Entre tanto, la política se ha
profesionalizado y todo se resume en ganar elecciones y cuantas más, mejor. ¿Y
cómo lograrlo en un sistema representativo? No hace falta estrujarse las
meninges: haciendo promesas a los electores. Y para completar el tirabuzón,
quienes enaltecían las bondades de sus promesas luego salen con que las
restricciones europeas les obligan a administrarnos tal o cual pócima amarga.
Una larga noche de recortes sin una palabra de consuelo.
Así se entiende la pujanza, en las
elecciones que se han celebrado en el último año, de partidos con raíces
comunistas –Podemos e Izquierda Unida– y anarquistas o antisistema –la CUP–. En
paralelo a este proceso, aumentan la pobreza y el patrimonio de los ricos;
mengua la compasión y reaparece la caridad.
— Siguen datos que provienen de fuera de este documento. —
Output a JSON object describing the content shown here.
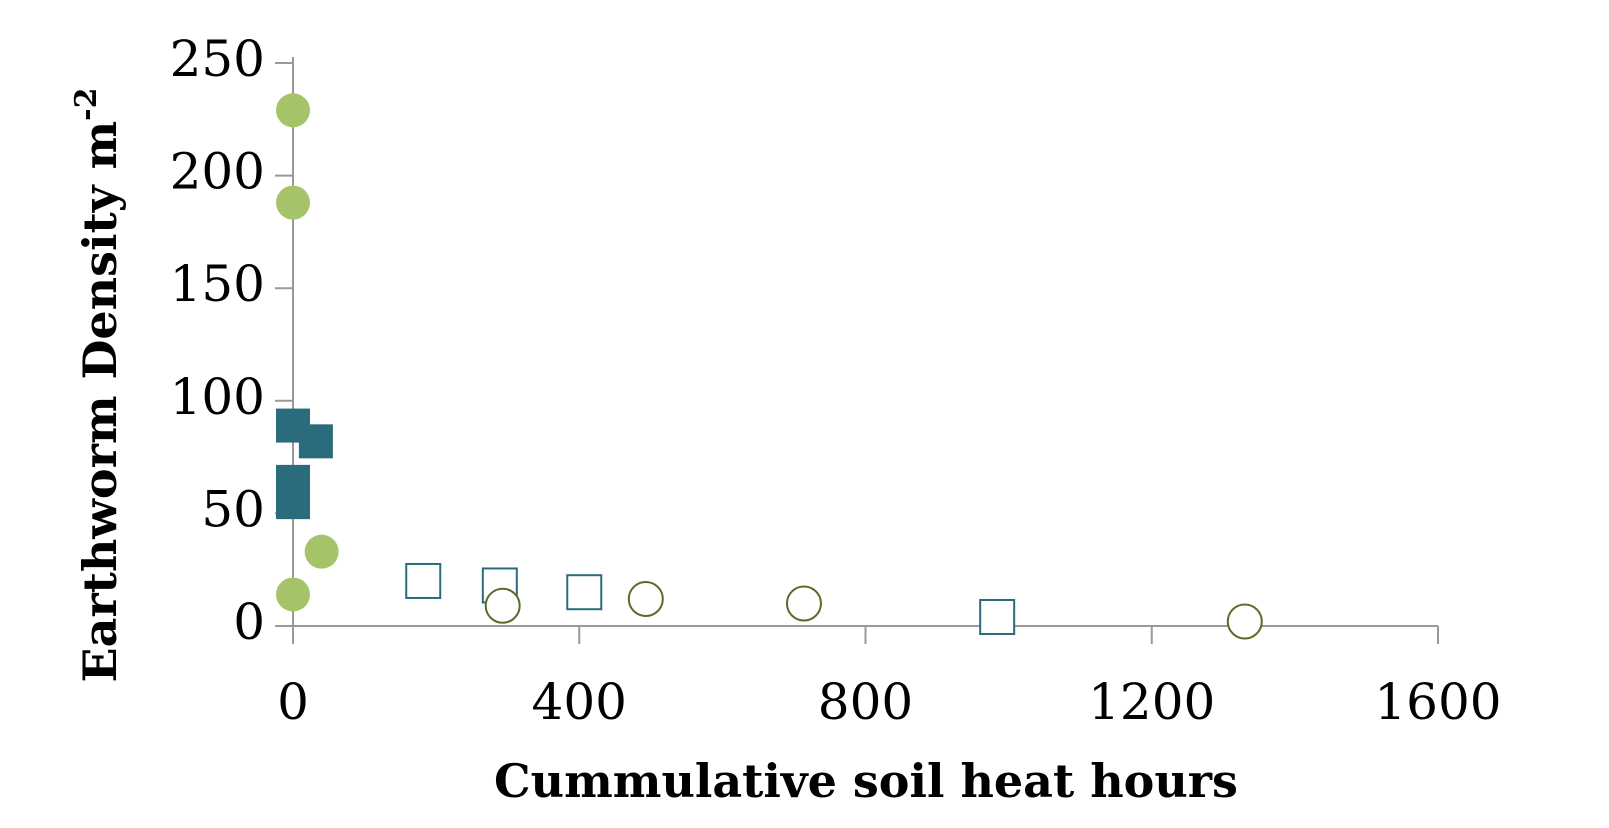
{
  "chart_data": {
    "type": "scatter",
    "x_label": "Cummulative soil heat hours",
    "y_label": {
      "text": "Earthworm Density m",
      "superscript": "-2"
    },
    "xlim": [
      0,
      1600
    ],
    "xticks": [
      0,
      400,
      800,
      1200,
      1600
    ],
    "ylim": [
      0,
      250
    ],
    "yticks": [
      0,
      50,
      100,
      150,
      200,
      250
    ],
    "grid": false,
    "series": [
      {
        "color": "#a5c46a",
        "marker": "circle",
        "filled": true,
        "x": [
          0,
          0,
          40,
          0
        ],
        "values": [
          229,
          188,
          33,
          14
        ]
      },
      {
        "color": "#2a6b7c",
        "marker": "square",
        "filled": true,
        "x": [
          0,
          32,
          0,
          0
        ],
        "values": [
          89,
          82,
          64,
          55
        ]
      },
      {
        "color": "#2a6b7c",
        "marker": "square",
        "filled": false,
        "x": [
          182,
          289,
          407,
          984
        ],
        "values": [
          20,
          18,
          15,
          4
        ]
      },
      {
        "color": "#5a6b2a",
        "marker": "circle",
        "filled": false,
        "x": [
          293,
          493,
          714,
          1330
        ],
        "values": [
          9,
          12,
          10,
          2
        ]
      }
    ]
  }
}
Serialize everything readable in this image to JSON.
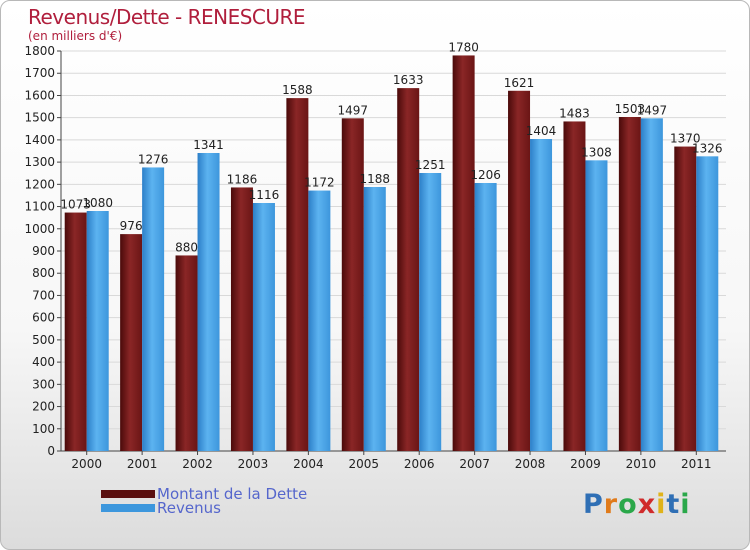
{
  "title": "Revenus/Dette - RENESCURE",
  "subtitle": "(en milliers d'€)",
  "logo": "Proxiti",
  "chart_data": {
    "type": "bar",
    "categories": [
      "2000",
      "2001",
      "2002",
      "2003",
      "2004",
      "2005",
      "2006",
      "2007",
      "2008",
      "2009",
      "2010",
      "2011"
    ],
    "series": [
      {
        "name": "Montant de la Dette",
        "color": "#7a1e1e",
        "values": [
          1073,
          976,
          880,
          1186,
          1588,
          1497,
          1633,
          1780,
          1621,
          1483,
          1503,
          1370
        ]
      },
      {
        "name": "Revenus",
        "color": "#4ba3e3",
        "values": [
          1080,
          1276,
          1341,
          1116,
          1172,
          1188,
          1251,
          1206,
          1404,
          1308,
          1497,
          1326
        ]
      }
    ],
    "yticks": [
      0,
      100,
      200,
      300,
      400,
      500,
      600,
      700,
      800,
      900,
      1000,
      1100,
      1200,
      1300,
      1400,
      1500,
      1600,
      1700,
      1800
    ],
    "ylim": [
      0,
      1800
    ],
    "grid": true,
    "legend_position": "bottom-left"
  }
}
Imagino la impaciencia de los lectores,
que, con razón, demandan soluciones, pero no queda otro recurso que decirles
que, puesto que la imaginación lleva tiempo de luto, el actual desierto
intelectual alimenta la presente sensación de impotencia. Lo que no obsta para
que sea perentorio embridar –dentro del modelo democrático– el capitalismo
despiadado, que incomprensiblemente algunos aún se obstinan en mantener.
Se trata de reformismo y en eso consiste
repensar la articulación de la democracia y la vigencia del modelo económico.
De no ser así, el áspero desencanto se puede volver crónico y ahogar la
esperanza. Y eso sí que no. De ahí, la agonía.